Er selbst hat als Vater "die selben Probleme wie alle anderen": Zum Beispiel wer bringt die Kinder in den Kindergarten, "da muss man sich eben jeden Tag aufs Neue mit der Partnerin zusammenraufen". Wird das Kind aber krank, übernimmt dann doch eher die Frau die Betreuung, räumt er ein.

"Die Leistung zählt"

Ähnlich wie Hahnefeld sieht Karin Skarek von First Data die Situation: "Wir sind noch nicht da, wo wir hin wollen." Wir sind ein Unternehmen mit 200 Mitarbeitern in der Technikbranche, in dem Frauen unterrepräsentiert sind und es gibt auch keine speziellen Frauen-Förderungsprogramme." Skarek will aber prinzipiell mehr Frauen ansprechen.
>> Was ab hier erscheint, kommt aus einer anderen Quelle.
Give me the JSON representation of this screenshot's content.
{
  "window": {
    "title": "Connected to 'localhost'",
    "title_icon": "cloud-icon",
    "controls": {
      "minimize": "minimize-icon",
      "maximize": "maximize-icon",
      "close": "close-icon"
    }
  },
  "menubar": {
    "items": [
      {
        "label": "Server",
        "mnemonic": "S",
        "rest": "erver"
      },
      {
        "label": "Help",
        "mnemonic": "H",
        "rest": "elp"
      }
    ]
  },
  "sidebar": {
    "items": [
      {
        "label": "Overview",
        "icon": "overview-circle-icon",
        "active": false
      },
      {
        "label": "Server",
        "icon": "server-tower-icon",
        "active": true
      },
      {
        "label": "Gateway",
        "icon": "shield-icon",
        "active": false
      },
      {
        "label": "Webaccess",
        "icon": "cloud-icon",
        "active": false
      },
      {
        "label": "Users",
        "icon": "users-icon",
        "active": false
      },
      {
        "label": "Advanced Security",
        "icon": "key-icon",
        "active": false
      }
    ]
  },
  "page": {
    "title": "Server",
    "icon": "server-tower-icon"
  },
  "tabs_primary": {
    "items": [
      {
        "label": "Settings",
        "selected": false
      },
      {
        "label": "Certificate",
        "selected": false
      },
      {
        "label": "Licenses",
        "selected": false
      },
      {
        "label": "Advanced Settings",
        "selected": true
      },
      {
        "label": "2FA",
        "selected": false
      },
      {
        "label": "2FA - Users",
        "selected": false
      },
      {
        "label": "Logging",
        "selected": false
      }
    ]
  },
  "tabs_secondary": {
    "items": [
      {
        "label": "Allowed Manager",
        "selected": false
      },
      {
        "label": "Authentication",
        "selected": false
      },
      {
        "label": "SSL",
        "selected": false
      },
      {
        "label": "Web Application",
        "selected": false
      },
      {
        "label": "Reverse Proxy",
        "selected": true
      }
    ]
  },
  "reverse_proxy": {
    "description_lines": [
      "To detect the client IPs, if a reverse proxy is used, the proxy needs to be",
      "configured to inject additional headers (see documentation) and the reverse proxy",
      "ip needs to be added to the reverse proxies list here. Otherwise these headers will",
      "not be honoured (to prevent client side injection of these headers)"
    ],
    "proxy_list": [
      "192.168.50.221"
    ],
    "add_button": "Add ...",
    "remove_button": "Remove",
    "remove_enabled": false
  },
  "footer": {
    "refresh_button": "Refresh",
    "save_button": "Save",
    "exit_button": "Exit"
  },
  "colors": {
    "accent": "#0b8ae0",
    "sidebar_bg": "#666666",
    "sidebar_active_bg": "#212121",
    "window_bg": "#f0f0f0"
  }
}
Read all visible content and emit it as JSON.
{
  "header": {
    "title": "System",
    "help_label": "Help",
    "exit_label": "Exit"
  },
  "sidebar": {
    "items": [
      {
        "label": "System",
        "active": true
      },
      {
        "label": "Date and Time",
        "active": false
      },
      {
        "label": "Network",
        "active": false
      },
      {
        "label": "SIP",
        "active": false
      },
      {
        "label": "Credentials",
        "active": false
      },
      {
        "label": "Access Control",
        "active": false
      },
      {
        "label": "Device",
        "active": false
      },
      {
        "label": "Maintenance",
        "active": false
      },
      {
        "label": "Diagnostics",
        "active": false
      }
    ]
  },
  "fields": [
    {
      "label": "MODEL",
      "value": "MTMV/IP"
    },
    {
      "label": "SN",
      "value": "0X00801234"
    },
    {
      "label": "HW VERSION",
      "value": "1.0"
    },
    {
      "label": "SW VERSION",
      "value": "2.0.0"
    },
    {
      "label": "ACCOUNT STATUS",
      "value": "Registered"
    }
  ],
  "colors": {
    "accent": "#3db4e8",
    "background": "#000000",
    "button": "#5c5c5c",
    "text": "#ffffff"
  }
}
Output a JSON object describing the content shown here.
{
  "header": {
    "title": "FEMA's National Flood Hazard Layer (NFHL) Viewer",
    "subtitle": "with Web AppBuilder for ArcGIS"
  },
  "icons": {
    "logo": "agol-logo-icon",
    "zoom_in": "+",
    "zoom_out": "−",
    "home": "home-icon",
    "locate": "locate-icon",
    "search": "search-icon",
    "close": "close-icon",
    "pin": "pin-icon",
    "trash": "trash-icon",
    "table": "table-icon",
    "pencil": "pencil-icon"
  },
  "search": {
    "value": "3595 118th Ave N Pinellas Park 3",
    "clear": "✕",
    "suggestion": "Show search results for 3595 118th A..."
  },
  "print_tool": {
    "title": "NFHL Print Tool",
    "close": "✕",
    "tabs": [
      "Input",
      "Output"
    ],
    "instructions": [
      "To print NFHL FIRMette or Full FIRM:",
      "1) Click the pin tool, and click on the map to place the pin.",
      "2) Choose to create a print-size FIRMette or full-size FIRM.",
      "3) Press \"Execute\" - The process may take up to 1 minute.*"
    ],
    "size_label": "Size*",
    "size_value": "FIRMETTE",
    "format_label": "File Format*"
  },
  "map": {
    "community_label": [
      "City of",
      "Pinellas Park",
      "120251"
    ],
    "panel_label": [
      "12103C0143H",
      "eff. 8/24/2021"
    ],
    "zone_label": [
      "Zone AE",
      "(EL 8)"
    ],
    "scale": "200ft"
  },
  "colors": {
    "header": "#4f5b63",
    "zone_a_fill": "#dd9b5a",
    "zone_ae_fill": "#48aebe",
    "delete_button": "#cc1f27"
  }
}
Sie selbst hat wieder angefangen zu arbeiten, als ihr Kind knapp zwei Jahre alt war. "Ich habe in der ersten Zeit bis 14 Uhr gearbeitet, war dann für mein Kind da und habe erst am Abend wieder gearbeitet. Am Ende zählt die Leistung, nicht das Sessel warm halten", ist sie überzeugt. Auch für Marisa Sailer von Vivatis zählt die Leistung, nicht das "Wann": Als Alleinerzieherin in einer Führungsposition hat sie sich die Arbeitsumgebung gut organisiert, als ihr Kind noch kleiner war: "Mittwoch und Freitag gab es am Nachmittag Terminsperre, dafür habe ich aber viele Nachtschichten eingelegt."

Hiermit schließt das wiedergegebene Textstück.